Ipanema, onde ela nascera em 1960, não era para principiantes nos anos 80. Isabel foi contemporânea de Cazuza, de Angela Ro Ro e da nova turma do surfe, incluindo Petit, o Menino do Rio; do pessoal da Blitz, dos Dzi Croquetes e do bloco de Carnaval Simpatia É Quase Amor; da volta dos exilados, do agito nas areias em frente ao hotel Sol-Ipanema, da tanga de Fernando Gabeira e do assassinato de Zuzu Angel. Quantos na sua idade teriam essa biografia? E não estava sozinha nesse verbete: uma de suas colegas de Notre Dame, Flamengo, seleção brasileira e rebeldia era a levantadora Jacqueline Silva.

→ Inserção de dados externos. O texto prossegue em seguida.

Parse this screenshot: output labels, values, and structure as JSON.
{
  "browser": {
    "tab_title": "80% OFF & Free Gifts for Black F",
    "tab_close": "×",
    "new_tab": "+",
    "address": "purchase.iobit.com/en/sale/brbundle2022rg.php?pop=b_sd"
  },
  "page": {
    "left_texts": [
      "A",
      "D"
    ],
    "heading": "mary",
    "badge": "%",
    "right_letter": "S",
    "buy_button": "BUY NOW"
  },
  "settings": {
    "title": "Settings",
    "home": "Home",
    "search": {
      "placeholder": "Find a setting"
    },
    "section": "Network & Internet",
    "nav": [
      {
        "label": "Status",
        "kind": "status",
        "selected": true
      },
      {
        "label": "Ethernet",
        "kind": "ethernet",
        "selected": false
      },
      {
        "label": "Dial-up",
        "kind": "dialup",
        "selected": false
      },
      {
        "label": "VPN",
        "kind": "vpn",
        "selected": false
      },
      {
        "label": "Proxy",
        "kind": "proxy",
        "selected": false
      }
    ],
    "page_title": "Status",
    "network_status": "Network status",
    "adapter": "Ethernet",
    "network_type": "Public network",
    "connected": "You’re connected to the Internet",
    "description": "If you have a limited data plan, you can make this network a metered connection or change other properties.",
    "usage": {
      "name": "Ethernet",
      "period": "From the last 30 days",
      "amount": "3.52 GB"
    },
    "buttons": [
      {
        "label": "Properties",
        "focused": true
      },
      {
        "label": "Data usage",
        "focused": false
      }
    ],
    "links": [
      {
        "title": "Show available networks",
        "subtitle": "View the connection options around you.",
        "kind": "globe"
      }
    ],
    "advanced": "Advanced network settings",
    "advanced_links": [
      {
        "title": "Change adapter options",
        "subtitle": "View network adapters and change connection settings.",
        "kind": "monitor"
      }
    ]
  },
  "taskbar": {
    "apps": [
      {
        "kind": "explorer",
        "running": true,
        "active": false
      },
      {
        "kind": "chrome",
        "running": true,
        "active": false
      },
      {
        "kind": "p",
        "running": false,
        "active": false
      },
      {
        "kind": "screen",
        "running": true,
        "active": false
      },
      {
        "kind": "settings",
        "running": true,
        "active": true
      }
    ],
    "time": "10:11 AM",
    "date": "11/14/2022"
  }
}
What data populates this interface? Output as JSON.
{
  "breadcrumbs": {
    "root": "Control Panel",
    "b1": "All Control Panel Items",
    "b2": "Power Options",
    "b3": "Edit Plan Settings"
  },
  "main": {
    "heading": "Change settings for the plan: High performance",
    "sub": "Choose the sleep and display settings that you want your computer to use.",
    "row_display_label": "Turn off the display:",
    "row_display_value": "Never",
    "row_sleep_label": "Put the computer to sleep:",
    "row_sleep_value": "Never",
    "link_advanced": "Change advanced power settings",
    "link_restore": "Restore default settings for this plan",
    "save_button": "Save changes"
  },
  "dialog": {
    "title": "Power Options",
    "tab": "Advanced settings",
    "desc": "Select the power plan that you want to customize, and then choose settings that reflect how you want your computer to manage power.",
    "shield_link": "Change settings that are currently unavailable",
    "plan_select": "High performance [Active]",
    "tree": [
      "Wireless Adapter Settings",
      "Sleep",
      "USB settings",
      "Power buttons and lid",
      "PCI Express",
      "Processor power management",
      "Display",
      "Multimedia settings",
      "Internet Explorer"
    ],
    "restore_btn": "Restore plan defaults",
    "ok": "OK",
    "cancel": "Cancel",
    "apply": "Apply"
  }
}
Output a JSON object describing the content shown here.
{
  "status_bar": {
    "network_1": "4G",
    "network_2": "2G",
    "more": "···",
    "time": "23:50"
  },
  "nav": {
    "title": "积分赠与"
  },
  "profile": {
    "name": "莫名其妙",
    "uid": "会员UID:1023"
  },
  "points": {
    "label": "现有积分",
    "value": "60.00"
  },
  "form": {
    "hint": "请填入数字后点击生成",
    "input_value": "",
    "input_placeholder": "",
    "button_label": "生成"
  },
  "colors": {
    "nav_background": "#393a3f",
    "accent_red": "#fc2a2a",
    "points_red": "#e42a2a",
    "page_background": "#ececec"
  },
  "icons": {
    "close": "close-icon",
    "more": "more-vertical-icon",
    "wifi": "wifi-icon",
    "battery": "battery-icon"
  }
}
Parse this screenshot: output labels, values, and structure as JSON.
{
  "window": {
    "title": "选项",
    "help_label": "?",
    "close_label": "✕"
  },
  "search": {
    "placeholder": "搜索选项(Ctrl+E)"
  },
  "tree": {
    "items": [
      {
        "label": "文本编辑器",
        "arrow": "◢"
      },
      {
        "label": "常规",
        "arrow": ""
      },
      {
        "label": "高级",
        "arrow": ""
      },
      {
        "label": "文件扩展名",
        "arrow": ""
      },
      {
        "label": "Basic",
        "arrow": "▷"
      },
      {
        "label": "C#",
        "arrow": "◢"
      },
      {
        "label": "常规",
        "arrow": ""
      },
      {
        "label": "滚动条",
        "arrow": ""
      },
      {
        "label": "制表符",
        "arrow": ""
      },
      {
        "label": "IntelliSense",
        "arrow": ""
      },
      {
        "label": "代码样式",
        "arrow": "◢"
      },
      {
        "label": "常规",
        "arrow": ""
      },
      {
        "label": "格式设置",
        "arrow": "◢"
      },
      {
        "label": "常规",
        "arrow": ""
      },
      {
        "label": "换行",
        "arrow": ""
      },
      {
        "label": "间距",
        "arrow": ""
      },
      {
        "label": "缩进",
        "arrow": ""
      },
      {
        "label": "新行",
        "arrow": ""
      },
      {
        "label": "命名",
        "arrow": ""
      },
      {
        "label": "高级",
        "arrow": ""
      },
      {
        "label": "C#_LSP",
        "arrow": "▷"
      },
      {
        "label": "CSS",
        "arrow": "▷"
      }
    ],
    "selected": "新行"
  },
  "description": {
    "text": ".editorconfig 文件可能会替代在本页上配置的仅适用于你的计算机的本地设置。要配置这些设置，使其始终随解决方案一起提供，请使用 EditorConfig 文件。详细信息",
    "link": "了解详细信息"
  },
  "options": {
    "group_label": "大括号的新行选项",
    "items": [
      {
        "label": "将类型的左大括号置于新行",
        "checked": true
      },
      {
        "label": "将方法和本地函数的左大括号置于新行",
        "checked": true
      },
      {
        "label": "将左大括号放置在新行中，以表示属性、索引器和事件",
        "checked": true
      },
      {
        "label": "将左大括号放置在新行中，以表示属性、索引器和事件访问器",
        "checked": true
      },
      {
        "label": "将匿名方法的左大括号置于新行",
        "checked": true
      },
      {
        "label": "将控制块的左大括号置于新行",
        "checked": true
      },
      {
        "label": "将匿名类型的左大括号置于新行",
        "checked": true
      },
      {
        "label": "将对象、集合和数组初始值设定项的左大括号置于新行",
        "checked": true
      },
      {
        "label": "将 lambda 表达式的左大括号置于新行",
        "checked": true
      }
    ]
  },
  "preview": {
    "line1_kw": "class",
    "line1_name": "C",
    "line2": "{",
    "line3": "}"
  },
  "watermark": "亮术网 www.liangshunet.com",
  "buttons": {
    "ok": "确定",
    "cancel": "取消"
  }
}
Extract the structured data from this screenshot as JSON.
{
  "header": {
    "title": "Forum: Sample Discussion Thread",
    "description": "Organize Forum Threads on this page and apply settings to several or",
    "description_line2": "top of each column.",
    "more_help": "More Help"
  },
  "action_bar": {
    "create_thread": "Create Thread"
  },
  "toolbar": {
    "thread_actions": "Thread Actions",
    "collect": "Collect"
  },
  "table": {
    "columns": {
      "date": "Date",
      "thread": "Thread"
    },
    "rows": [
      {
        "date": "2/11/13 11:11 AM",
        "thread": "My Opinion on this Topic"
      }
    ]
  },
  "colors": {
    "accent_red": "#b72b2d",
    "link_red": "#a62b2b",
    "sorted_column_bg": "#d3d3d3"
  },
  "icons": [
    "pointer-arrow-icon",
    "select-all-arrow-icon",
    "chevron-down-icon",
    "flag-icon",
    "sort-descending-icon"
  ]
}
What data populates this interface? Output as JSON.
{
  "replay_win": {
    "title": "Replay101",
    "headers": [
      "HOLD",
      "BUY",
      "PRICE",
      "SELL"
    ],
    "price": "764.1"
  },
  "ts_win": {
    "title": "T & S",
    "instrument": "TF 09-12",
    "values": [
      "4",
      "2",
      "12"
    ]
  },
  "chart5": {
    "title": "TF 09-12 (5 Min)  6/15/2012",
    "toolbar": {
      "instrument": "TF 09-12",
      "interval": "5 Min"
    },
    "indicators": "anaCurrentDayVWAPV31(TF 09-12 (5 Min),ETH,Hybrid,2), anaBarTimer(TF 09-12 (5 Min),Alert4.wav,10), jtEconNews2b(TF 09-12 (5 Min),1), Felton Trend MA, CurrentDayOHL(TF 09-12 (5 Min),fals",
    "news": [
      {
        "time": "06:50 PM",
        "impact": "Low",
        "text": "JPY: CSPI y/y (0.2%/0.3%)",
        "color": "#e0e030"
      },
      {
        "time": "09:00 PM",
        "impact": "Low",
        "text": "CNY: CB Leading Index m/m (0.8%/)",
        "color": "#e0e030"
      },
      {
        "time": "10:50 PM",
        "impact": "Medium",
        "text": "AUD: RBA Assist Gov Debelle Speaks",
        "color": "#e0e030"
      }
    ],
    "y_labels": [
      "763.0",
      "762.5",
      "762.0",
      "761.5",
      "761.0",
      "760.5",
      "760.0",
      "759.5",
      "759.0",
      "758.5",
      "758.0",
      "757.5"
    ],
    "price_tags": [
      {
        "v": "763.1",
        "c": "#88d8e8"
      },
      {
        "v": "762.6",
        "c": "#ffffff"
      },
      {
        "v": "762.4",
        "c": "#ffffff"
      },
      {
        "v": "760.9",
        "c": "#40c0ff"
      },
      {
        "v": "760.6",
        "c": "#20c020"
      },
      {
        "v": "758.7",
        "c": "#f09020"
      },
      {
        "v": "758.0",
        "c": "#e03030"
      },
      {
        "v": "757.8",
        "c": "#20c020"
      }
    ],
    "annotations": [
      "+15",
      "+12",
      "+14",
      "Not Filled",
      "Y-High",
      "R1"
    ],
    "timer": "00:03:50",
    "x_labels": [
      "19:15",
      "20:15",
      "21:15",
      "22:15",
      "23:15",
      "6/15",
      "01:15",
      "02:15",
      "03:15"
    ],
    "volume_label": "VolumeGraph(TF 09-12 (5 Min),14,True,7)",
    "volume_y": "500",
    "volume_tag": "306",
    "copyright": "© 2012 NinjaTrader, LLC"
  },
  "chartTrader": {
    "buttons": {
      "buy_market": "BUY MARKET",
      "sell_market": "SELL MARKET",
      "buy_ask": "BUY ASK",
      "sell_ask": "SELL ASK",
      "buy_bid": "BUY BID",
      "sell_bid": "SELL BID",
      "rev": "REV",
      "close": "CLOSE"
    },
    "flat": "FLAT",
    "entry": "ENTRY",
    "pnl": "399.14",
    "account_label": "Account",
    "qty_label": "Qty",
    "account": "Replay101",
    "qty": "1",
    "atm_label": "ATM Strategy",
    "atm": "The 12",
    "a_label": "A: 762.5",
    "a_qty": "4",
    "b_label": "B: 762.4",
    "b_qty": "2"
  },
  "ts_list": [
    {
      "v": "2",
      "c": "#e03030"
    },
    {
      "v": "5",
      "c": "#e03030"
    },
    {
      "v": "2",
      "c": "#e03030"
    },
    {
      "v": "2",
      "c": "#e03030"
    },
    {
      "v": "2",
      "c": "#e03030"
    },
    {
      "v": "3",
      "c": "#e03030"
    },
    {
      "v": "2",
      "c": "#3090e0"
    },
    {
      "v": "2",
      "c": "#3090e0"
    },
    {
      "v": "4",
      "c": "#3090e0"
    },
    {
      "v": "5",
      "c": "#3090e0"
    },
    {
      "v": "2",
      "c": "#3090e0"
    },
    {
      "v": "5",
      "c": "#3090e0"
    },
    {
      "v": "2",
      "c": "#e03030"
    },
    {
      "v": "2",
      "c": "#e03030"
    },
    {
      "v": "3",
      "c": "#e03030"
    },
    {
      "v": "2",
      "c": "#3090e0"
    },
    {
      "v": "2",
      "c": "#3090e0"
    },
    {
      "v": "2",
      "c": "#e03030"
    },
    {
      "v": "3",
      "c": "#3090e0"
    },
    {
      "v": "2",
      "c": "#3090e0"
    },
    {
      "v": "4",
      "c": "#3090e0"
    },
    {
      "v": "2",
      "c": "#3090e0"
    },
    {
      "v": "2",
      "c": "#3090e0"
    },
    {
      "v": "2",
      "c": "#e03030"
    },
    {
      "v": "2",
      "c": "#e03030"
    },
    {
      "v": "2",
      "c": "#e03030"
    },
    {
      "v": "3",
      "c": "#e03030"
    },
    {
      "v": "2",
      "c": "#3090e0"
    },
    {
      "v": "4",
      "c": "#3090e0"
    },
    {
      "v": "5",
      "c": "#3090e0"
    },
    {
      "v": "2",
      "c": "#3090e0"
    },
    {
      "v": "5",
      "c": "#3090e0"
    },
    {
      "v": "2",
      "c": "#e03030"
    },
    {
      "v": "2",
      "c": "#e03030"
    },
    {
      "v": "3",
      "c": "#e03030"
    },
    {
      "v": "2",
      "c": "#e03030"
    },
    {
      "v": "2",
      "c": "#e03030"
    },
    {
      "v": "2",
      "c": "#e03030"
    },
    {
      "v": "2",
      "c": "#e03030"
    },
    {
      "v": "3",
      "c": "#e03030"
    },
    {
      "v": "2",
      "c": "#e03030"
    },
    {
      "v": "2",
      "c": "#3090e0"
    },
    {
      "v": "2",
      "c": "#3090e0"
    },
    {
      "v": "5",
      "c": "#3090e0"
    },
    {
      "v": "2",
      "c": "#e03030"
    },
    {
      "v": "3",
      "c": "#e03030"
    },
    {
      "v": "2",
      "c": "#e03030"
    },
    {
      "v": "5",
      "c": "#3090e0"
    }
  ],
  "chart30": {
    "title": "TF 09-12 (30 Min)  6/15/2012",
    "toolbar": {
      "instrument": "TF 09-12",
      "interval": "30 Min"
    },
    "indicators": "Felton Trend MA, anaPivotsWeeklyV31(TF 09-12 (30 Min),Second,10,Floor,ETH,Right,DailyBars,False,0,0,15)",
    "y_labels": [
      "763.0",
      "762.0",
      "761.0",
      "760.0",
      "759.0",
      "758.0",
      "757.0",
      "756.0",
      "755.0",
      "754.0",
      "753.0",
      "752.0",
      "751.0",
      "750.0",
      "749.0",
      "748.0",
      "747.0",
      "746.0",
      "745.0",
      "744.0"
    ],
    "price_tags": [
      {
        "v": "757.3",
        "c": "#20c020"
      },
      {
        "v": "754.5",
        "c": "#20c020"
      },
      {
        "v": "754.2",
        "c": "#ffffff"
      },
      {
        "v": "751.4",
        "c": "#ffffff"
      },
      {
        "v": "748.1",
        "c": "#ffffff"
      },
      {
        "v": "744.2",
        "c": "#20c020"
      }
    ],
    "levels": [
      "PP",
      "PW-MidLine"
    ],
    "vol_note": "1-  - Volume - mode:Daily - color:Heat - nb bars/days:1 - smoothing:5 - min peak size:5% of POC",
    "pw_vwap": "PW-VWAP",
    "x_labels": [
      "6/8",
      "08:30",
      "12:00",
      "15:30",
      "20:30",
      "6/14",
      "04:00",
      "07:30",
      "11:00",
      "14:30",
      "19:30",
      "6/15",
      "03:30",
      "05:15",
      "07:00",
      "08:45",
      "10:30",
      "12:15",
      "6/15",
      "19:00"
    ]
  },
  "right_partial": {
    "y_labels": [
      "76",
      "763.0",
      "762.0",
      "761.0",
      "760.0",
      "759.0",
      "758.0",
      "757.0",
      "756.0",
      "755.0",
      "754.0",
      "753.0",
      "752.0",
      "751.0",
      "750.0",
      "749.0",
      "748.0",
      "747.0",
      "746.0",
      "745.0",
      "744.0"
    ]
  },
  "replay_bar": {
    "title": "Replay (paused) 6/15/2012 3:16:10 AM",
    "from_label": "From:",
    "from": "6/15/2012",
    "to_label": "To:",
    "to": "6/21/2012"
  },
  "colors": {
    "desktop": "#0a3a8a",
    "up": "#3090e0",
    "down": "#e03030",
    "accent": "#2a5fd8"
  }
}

Aos 22, Isabel foi mãe de novo, agora com o cineasta Paulo Rufino, e de novo aos 26 e 28, com o também cineasta Ruy Solberg. Mas sua frenética disposição para procriar nunca interferiu em sua vida profissional ---numa dessas, jogou até o sexto mês de gravidez. Acabava de ter um filho e, quinze dias depois, já estava de volta aos treinos. Em 1983, levava sua filha Pilar, quatro anos, aos comícios pelas Diretas-Já. E por que não? Já a levara ainda bebê para a disputa de uma Copa do Mundo.

Em vinte anos de carreira, metade deles no Flamengo e dezesseis na seleção, Isabel disputou mundiais, mundialitos, sul-americanos, pan-americanos e Olimpíadas, sempre como titular. No fim, foi jogar no Toshiba, do Japão, e no Modena, da Itália. Deu-se bem por lá, mas preferiu voltar –esses países ficavam muito longe do Posto 9, seu ponto na praia de Ipanema em que, até há pouco, podia ser vista de manhã, jogando vôlei de praia. Foi a este, aliás, que se dedicou ao deixar as quadras e, de passagem, foi campeã do mundo em 1994, em Miami.

Isabel nunca parou. Em 2020, em plena pandemia, ajudou a arregimentar atletas, ex-atletas, dirigentes e artistas num movimento, Esporte pela Democracia, que, sem citar Bolsonaro –e precisava?–, exigia do governo federal respeito à Constituição. Como se sabe, não foram atendidos, mas, pelo menos, Isabel teve tempo de ver que o país ganhou uma nova possibilidade de se reencontrar.

Há dias, ela fora indicada para a pasta do esporte num dos grupos de transição do governo Lula. Uma pneumonia relâmpago a acometeu e a levou em 48 horas. Era a única maneira de ser vencida.